I can understand that people get tired of their shoulders getting yanked out of the sockets when walking a large, impulsive dog, and training takes a lot of time… a shortcut like a Prong Collar becomes an attractive idea.
But Prong Collars, IF they are going to be used, should ONLY be put on when you are actually taking the dog out on a walk.
This poor girl was in the care of a boarding facility, when her caregivers noticed the oozing sores on her neck.
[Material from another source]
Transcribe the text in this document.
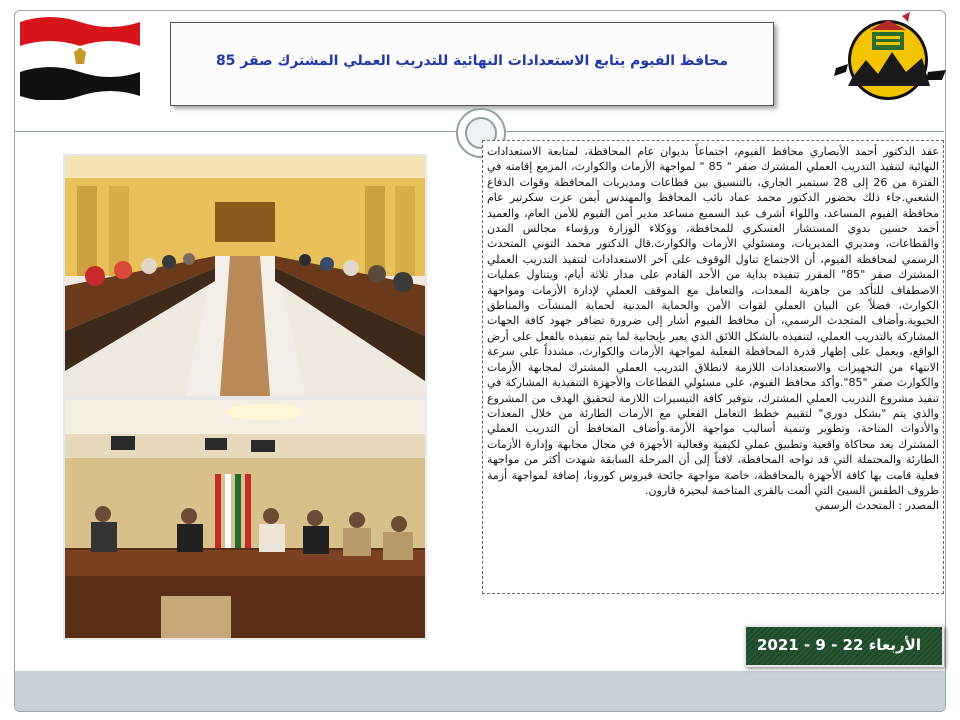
محافظ الفيوم يتابع الاستعدادات النهائية للتدريب العملي المشترك صقر 85
عقد الدكتور أحمد الأنصاري محافظ الفيوم، اجتماعاً بديوان عام المحافظة، لمتابعة الاستعدادات النهائية لتنفيذ التدريب العملي المشترك صقر " 85 " لمواجهة الأزمات والكوارث، المزمع إقامته في الفترة من 26 إلى 28 سبتمبر الجاري، بالتنسيق بين قطاعات ومديريات المحافظة وقوات الدفاع الشعبي.جاء ذلك بحضور الدكتور محمد عماد نائب المحافظ والمهندس أيمن عزت سكرتير عام محافظة الفيوم المساعد، واللواء أشرف عبد السميع مساعد مدير أمن الفيوم للأمن العام، والعميد أحمد حسين بدوي المستشار العسكري للمحافظة، ووكلاء الوزارة ورؤساء مجالس المدن والقطاعات، ومديري المديريات، ومسئولي الأزمات والكوارث.قال الدكتور محمد التوني المتحدث الرسمي لمحافظة الفيوم، أن الاجتماع تناول الوقوف على آخر الاستعدادات لتنفيذ التدريب العملي المشترك صقر "85" المقرر تنفيذه بداية من الأحد القادم على مدار ثلاثة أيام، ويتناول عمليات الاصطفاف للتأكد من جاهزية المعدات، والتعامل مع الموقف العملي لإدارة الأزمات ومواجهة الكوارث، فضلاً عن البيان العملي لقوات الأمن والحماية المدنية لحماية المنشآت والمناطق الحيوية.وأضاف المتحدث الرسمي، أن محافظ الفيوم أشار إلى ضرورة تضافر جهود كافة الجهات المشاركة بالتدريب العملي، لتنفيذه بالشكل اللائق الذي يعبر بإيجابية لما يتم تنفيذه بالفعل على أرض الواقع، ويعمل على إظهار قدرة المحافظة الفعلية لمواجهة الأزمات والكوارث، مشدداً على سرعة الانتهاء من التجهيزات والاستعدادات اللازمة لانطلاق التدريب العملي المشترك لمجابهة الأزمات والكوارث صقر "85".وأكد محافظ الفيوم، على مسئولي القطاعات والأجهزة التنفيذية المشاركة في تنفيذ مشروع التدريب العملي المشترك، بتوفير كافة التيسيرات اللازمة لتحقيق الهدف من المشروع والذي يتم "بشكل دوري" لتقييم خطط التعامل الفعلي مع الأزمات الطارئة من خلال المعدات والأدوات المتاحة، وتطوير وتنمية أساليب مواجهة الأزمة.وأضاف المحافظ أن التدريب العملي المشترك يعد محاكاة واقعية وتطبيق عملي لكيفية وفعالية الأجهزة في مجال مجابهة وإدارة الأزمات الطارئة والمحتملة التي قد تواجه المحافظة، لافتاً إلى أن المرحلة السابقة شهدت أكثر من مواجهة فعلية قامت بها كافة الأجهزة بالمحافظة، خاصة مواجهة جائحة فيروس كورونا، إضافة لمواجهة أزمة ظروف الطقس السيئ التي ألمت بالقرى المتاخمة لبحيرة قارون.
المصدر : المتحدث الرسمي
الأربعاء 22 - 9 - 2021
She had a fairly snug-fitting Prong Collar on, that apparently was left on 24/7. Where the tips of the prongs pressed non-stop against her skin, they were digging into her flesh – in places they were embedded about 8 mm deep!
Moral of the story: DON’T LEAVE PRONG COLLARS ON FULL-TIME!
Even better: if you need a training aid, pick one that does not rely upon eliciting a pain response!
I, too, have a Lab, and I do use a training aid to walk her – when she sees another dog and gets excited, that sudden surge can be really tough on the arm.
If you control the head, you control the body – that is where options like the Haltie and Gentle Leader come in.
There is still some concern about the sudden stop at the end of the leash yanking the head around – for my Tyke, I use a headgear called NewTrix. Instead of the leash fastening under the chin, it attaches to a loop that is against the back of the head. Tension on the leash causes pressure on the back of the head.
Dogs have a natural instinct to lean into pressure – this is why you see dogs pulling against a collar that puts pressure on the underside of their throat (often with their front feet dangling off the ground, and their lolling tongues turning purple, dragging along backwards-leaning people who are just trying to stay upright and keep their arms attached…). When we transfer the pressure to the back of the head, this means they lean back into that pressure instead. Which means -Hey!- the dog just stopped pulling!! And look, when the dog stopped pulling, all the pressure went away… instant reward and reinforcement! It has really helped my bouncy impulsive dog – my kids are now able to walk her and keep her under control.